Alright, dear readers! Put away your IMR forms.  Drop those Valdez briefs.  Forget all about your treatment-only psyche claim.  It’s time that we look at the true heart of the SB-863 reforms: copy service fee schedules!

That’s right, good people of the Workers’ Compensation world, we’re going to rein in the copy services.

If you’re unfamiliar with the scam, it goes like this: when the defendants want to subpoena records, they’re going to look at the price tag for the services (because they’re the ones paying for it).  So if Jack’s Coy Copiers decide to provide a $900 bill for 25 pages of copies, they won’t be getting any more business from Insurance Co.
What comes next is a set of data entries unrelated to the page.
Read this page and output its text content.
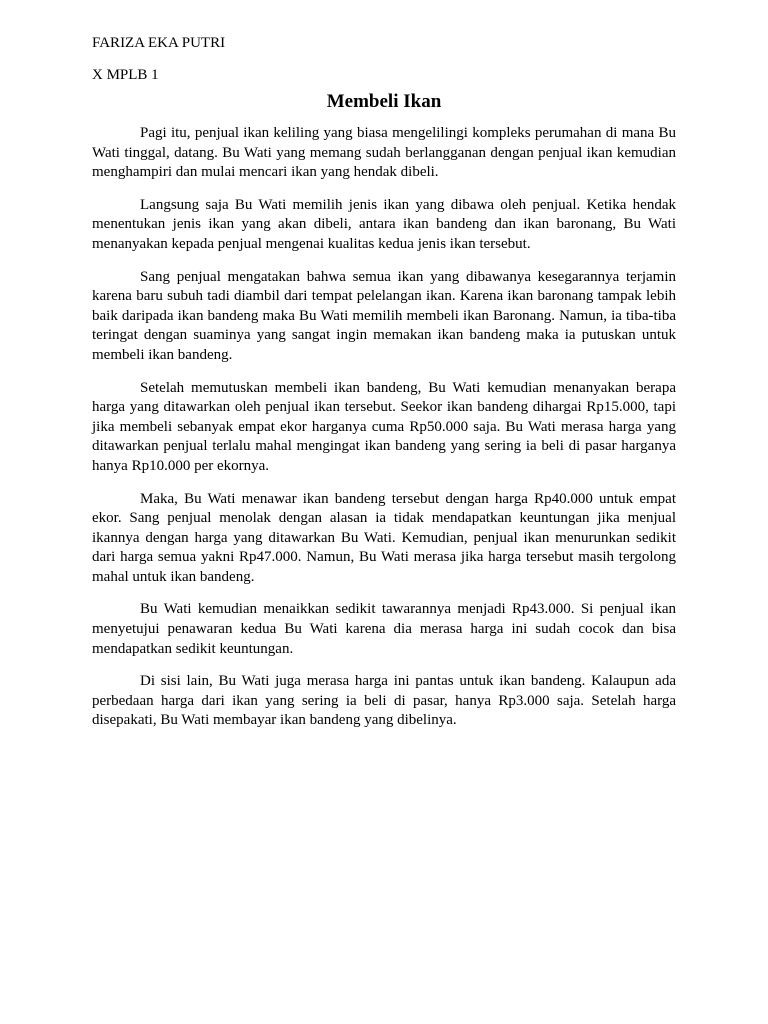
FARIZA EKA PUTRI

X MPLB 1

Membeli Ikan

Pagi itu, penjual ikan keliling yang biasa mengelilingi kompleks perumahan di mana Bu Wati tinggal, datang. Bu Wati yang memang sudah berlangganan dengan penjual ikan kemudian menghampiri dan mulai mencari ikan yang hendak dibeli.

Langsung saja Bu Wati memilih jenis ikan yang dibawa oleh penjual. Ketika hendak menentukan jenis ikan yang akan dibeli, antara ikan bandeng dan ikan baronang, Bu Wati menanyakan kepada penjual mengenai kualitas kedua jenis ikan tersebut.

Sang penjual mengatakan bahwa semua ikan yang dibawanya kesegarannya terjamin karena baru subuh tadi diambil dari tempat pelelangan ikan. Karena ikan baronang tampak lebih baik daripada ikan bandeng maka Bu Wati memilih membeli ikan Baronang. Namun, ia tiba-tiba teringat dengan suaminya yang sangat ingin memakan ikan bandeng maka ia putuskan untuk membeli ikan bandeng.

Setelah memutuskan membeli ikan bandeng, Bu Wati kemudian menanyakan berapa harga yang ditawarkan oleh penjual ikan tersebut. Seekor ikan bandeng dihargai Rp15.000, tapi jika membeli sebanyak empat ekor harganya cuma Rp50.000 saja. Bu Wati merasa harga yang ditawarkan penjual terlalu mahal mengingat ikan bandeng yang sering ia beli di pasar harganya hanya Rp10.000 per ekornya.

Maka, Bu Wati menawar ikan bandeng tersebut dengan harga Rp40.000 untuk empat ekor. Sang penjual menolak dengan alasan ia tidak mendapatkan keuntungan jika menjual ikannya dengan harga yang ditawarkan Bu Wati. Kemudian, penjual ikan menurunkan sedikit dari harga semua yakni Rp47.000. Namun, Bu Wati merasa jika harga tersebut masih tergolong mahal untuk ikan bandeng.

Bu Wati kemudian menaikkan sedikit tawarannya menjadi Rp43.000. Si penjual ikan menyetujui penawaran kedua Bu Wati karena dia merasa harga ini sudah cocok dan bisa mendapatkan sedikit keuntungan.

Di sisi lain, Bu Wati juga merasa harga ini pantas untuk ikan bandeng. Kalaupun ada perbedaan harga dari ikan yang sering ia beli di pasar, hanya Rp3.000 saja. Setelah harga disepakati, Bu Wati membayar ikan bandeng yang dibelinya.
X.

Applicant’s on the other hand, want the copy service to be as expensive as possible.  If you are an efficient, honest, and cheap copy service, the applicants’ bar doesn’t want anything to do with you, because you’re only getting half the job done… that half being subpoenaing and copying records.  The other half is inflicting pain on the defense – letting them know that this will be yet another cut in their litigation budget because they had the gall not to stipulate to 100% PD at the first sign of industrial paper cut.

So, while the defense-preferred copy services find themselves in an arms race to the bottom of the price bracket, the applicant-preferred copy services find themselves in a bidding war to the top.  Note, dear readers, that the basic ideas of free market economics are present in the regulated world of workers’ compensation as well.  If you look at the fee applicants attorneys are allowed to charge for their “services” during depositions, you can see how out of touch with reality that market is.

Well, SB-863 specifically provided for a reasonable fee schedule to be established for copy services (the administrative director and the Commission on Health and Safety and Workers’ Compensation were to do a joint project here).  Well, the CHSWC has come through, and now welcomes public comment on their proposed flat-fee schedule for a set of records up to 1,000 pages.

The report proposes that the first 1000 pages be charged at $103.55, with additional sets available electronically for $5.   Surprisingly, the report does not make a recommendation for electronic-only production.  For example, your humble blogger likes to keep a copy of all records on his computer, so if the subpoenaed records come in paper form, into the scanner they go.

Your humble blogger’s suggestions:

  1. Allow a smaller fee for digital-only production; and,
  2. Allow service of the subpoenaed records in the same format ordered by the subpoenaing party (so if I order it on CD, the other side should be satisfied with getting a CD).